Dale and I recently celebrated 4 years together as hubby and wifey.
What did we do?

I’ll tell ya, kiddo. We went to the Driftwood Winery and had a lovely picnic lunch.

Oh, and we had yummy wine as well.
More, please.

It really is a gem of a place, that winery. Dale had visited it a few years ago and has always wanted to take me.

We snacked on 3 different cheeses, two kinds of chocolate, grapes, strawberries, and blackberries. Oh…and sammiches.
We even got to bring Cooper. He had a lovely time.


It got pretty hot, but we did not really care. Can you see the sweat? Ew.


Happy anniversary to us!

Tuesday, May 20, 2008


My drive home from work, today, started out like most other days in the recent past. I got in my car, started it, rolled the window down to cool it as it was Africa hot in there, and began to head home.

I slowed down as I approached a red light on sixth street. Before I came to a stop, it happened.

A loud and quick BAM….
Droplets of dark liquid suddenly decorated the inside of my windshield…
The side of my face was wet……..

“what in the name of jim-bob just happened?”

The dark liquid fell from the ceiling of the car onto my head and arm.

It was then that I realized that a can of diet coke had just exploded.

It had been placed in a plastic bag that morning and forgotten about on the passenger seat, never making it’s destination of the refrigerator in the break room.

The liquid that did not find it’s way onto my windshield, ceiling, or body pooled in the passenger seat. I sopped it up with a light jacket I had in the back seat and then examined the can.

The damn top popped right off!

Much like this…

For a split second, it scared the hell out of me. Then, I realized I was pretty lucky it happened when I was almost stopped. I can’t imagine what would happen if it popped while I was speeding down mopac.

Wednesday, May 07, 2008

Careless Whispers

Recently, I was visiting Lubbock for my godson’s first communion.
If you live in Lubbock and I did not see you, I am sorry. I only saw a few people as it was a very short trip. I will be back in the dust bowl this summer so sit tight.

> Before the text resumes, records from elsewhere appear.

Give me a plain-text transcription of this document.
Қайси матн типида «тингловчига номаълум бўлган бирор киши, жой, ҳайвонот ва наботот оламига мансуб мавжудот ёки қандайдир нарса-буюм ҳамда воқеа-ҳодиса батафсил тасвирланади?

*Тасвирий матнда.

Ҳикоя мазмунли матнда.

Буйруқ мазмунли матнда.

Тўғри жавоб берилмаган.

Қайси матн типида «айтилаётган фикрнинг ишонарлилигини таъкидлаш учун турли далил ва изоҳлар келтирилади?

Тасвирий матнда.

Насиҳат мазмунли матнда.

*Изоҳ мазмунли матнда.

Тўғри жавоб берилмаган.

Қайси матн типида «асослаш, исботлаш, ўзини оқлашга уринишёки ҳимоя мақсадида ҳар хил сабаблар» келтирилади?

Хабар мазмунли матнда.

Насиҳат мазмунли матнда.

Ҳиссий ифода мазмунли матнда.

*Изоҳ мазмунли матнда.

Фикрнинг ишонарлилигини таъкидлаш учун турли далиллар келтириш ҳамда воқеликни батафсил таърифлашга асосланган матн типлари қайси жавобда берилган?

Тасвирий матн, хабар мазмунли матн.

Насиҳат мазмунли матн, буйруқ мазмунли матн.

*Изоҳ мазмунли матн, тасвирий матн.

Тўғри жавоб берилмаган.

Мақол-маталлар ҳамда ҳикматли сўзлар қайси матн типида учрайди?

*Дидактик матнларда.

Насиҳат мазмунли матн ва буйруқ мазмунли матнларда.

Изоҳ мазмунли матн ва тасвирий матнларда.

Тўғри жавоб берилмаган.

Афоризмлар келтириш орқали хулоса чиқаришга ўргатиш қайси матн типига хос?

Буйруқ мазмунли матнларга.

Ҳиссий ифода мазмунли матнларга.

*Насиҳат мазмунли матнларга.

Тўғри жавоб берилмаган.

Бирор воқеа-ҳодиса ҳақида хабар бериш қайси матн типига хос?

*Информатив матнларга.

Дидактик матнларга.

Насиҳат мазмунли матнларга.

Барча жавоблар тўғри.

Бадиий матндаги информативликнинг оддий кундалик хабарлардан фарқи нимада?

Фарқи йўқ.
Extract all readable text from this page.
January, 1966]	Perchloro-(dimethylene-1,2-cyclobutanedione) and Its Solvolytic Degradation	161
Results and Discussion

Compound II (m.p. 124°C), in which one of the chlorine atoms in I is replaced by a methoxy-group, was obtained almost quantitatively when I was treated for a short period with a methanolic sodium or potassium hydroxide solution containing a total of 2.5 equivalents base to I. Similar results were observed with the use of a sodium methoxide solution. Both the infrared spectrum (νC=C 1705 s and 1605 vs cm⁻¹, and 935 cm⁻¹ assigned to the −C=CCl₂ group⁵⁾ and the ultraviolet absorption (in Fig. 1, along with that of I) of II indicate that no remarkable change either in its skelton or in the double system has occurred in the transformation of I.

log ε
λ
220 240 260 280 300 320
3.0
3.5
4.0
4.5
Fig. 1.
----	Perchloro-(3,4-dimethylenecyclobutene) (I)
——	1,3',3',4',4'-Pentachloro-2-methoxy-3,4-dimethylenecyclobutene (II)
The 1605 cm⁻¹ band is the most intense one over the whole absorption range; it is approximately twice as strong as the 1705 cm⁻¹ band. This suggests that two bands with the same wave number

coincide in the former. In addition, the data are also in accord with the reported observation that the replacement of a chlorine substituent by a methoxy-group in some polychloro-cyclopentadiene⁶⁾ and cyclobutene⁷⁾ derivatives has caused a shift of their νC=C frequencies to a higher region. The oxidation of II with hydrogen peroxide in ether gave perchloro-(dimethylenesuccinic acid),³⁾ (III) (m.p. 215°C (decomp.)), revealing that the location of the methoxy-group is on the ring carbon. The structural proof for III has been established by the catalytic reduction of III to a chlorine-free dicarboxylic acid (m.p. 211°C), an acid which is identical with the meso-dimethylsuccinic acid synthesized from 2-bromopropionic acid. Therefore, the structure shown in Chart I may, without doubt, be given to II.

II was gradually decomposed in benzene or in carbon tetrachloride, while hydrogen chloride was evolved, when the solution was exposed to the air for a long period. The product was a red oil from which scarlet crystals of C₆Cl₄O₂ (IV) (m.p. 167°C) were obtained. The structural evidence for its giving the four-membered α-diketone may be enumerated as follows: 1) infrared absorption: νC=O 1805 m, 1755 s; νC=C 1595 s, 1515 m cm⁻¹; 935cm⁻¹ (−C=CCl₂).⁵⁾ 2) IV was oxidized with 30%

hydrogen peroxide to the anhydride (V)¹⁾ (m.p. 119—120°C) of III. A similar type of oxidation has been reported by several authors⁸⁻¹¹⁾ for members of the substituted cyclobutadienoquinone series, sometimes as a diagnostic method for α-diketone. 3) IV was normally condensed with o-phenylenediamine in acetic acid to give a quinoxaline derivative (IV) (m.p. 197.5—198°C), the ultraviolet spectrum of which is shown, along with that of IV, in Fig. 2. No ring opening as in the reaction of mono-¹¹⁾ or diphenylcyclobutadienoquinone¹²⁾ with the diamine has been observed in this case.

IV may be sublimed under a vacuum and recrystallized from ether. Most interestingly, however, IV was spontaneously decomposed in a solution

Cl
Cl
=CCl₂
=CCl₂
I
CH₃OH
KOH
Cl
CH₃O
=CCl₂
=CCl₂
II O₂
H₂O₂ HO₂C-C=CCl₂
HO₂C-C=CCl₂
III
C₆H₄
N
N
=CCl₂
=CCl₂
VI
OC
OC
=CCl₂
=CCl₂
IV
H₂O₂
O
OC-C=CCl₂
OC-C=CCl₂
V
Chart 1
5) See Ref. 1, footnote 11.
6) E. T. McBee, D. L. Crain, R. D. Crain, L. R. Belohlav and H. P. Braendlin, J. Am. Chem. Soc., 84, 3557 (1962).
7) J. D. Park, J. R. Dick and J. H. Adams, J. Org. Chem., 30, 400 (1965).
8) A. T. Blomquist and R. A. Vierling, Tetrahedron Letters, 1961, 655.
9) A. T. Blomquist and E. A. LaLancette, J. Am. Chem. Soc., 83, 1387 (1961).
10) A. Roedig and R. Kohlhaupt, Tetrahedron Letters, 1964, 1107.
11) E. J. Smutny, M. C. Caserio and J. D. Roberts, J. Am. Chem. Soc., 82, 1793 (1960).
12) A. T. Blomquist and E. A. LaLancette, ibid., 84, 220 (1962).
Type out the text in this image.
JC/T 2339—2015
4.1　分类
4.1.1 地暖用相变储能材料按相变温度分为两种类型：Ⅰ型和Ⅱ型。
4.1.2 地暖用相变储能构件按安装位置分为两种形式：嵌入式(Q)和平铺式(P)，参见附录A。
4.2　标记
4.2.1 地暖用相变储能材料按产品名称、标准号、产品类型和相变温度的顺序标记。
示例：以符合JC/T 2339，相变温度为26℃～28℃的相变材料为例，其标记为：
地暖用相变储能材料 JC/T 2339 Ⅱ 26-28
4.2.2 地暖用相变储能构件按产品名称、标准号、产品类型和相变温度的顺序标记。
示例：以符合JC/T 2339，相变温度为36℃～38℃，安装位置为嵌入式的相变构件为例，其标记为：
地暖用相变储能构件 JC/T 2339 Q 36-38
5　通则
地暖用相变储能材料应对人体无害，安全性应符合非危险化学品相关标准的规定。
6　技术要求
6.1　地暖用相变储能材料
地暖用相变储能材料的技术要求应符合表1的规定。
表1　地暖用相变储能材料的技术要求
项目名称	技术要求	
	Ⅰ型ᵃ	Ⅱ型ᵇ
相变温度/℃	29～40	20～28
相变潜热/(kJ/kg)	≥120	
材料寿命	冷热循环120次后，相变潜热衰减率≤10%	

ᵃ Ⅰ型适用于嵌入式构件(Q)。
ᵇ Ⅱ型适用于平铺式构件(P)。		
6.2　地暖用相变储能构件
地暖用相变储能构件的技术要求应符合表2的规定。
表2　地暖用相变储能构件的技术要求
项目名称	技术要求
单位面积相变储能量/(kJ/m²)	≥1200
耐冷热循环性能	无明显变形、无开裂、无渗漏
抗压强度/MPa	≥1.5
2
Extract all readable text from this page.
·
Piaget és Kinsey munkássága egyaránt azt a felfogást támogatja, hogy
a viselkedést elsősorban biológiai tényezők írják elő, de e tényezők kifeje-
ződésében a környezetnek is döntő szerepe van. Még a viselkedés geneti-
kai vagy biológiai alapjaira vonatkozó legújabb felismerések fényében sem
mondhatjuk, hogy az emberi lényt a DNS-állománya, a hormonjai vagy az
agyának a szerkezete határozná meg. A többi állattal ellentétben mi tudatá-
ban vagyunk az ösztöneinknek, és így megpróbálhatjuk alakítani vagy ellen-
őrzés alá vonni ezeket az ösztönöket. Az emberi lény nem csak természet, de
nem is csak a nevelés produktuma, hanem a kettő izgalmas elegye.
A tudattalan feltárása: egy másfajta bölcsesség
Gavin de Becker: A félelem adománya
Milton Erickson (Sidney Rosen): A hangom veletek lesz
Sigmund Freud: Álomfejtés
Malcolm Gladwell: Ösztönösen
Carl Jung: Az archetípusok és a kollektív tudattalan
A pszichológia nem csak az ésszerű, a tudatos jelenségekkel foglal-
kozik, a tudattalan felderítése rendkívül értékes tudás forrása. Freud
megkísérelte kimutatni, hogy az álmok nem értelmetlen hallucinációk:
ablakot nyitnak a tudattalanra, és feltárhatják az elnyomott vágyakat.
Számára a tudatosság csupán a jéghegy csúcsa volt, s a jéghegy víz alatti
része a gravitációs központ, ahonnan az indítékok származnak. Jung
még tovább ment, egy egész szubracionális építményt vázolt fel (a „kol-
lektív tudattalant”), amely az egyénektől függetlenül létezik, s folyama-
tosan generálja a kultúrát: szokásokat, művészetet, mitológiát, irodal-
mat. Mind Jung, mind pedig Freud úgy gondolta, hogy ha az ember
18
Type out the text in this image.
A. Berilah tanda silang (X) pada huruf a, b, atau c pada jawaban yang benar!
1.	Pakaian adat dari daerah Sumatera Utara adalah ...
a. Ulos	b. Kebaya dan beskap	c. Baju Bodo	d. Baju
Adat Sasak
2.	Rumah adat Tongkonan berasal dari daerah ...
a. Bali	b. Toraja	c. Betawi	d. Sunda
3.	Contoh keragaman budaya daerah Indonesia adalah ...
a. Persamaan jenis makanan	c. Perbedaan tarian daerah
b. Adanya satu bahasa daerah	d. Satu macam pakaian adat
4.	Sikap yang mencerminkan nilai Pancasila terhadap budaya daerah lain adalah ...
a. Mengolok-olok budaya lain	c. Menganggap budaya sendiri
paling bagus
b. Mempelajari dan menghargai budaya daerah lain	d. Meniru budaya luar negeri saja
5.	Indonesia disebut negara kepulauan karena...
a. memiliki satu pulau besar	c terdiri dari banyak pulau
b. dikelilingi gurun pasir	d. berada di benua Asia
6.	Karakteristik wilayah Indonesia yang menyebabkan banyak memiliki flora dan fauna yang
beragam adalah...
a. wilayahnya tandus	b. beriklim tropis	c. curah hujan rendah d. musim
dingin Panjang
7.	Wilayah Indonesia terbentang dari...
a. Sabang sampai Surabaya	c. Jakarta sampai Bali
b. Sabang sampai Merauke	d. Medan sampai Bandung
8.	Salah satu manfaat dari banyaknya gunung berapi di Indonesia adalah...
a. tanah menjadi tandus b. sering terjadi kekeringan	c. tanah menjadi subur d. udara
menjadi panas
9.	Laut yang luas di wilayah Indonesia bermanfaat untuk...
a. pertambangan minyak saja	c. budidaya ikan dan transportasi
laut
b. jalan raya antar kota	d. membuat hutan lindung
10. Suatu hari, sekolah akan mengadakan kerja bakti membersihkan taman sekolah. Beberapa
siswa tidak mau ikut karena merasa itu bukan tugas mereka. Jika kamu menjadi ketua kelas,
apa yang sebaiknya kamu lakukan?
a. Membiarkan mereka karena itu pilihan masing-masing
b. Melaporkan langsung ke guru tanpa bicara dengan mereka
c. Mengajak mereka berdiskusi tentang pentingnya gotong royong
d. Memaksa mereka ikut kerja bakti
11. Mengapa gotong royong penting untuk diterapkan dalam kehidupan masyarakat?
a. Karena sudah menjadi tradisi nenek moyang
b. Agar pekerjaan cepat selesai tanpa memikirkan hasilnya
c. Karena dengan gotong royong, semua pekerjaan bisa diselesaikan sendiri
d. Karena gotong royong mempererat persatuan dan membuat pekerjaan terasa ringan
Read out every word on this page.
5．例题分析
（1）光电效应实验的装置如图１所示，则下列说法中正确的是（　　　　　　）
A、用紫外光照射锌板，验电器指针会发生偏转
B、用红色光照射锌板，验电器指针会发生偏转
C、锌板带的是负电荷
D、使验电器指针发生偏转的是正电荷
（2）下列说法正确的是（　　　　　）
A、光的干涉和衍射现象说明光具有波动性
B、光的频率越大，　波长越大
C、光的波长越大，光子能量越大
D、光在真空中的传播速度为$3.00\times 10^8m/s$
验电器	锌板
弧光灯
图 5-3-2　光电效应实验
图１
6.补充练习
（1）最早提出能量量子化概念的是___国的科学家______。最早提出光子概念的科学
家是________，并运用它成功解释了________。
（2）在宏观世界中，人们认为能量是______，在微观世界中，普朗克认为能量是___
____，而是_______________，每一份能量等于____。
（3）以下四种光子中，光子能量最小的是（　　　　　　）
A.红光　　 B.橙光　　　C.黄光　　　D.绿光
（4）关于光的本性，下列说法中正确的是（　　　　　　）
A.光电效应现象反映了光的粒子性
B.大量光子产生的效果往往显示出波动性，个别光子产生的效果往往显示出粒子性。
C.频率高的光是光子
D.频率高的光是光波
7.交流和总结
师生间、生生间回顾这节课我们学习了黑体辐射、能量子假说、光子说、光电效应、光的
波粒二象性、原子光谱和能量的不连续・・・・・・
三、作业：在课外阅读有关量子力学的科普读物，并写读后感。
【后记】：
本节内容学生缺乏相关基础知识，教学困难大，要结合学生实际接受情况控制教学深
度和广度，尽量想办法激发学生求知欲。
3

Any-hoo, My friend Danny persuaded me to join him at his favorite watering hole, the “Robin’s nest.” Let me just say, I hate that bar. It’s another one of those joints that makes my “rape-o-meter” go off. It’s small, dark, dirty, and filled with strange men.

As we pull up to the bar, Danny switches the radio station and “Careless Whispers” comes on. We both sing along with George Michael, belting out lines like “and I’m never gonna dance again, guilty feet I’ve got no rhythm.”

We exit the vehicle and walk up to the bar, still singing the song.

That’s when Danny starts throwing down the dance moves. A little hop here, a dramatic twist there…it was smooth. I dance along with Danny, always trying to top whatever move he just completed. A few steps away from the front door, Danny executed a flying leap. The only thing I could do to top it was to swing around the pole that was next to the front door.

Swinging around, I sing “Though it’s easy to pretend, I know you’re not a foooooooooool.”

I almost busted my ass, but it was pretty awesome.

We laughed, composed ourselves, and entered the establishment only to be met by a wall of curious stares from the patrons.

Danny said, “don’t worry, they are checking me out.” Good one, Danny.

I figured they were staring at me because I did not look like a 50 year old male hillbilly like the rest of them.
Oops, wrong hillbilly…


That’s better.

Turns out, I was wrong as to why were being visually assaulted. As I sipped on my beer, I looked above the bar and saw a tv screen. Wanna know what was on it?

Yeah, It was a live feed of the parking lot. Security camera, yall.
At least it did not have audio.

I hope they appreciated the routine.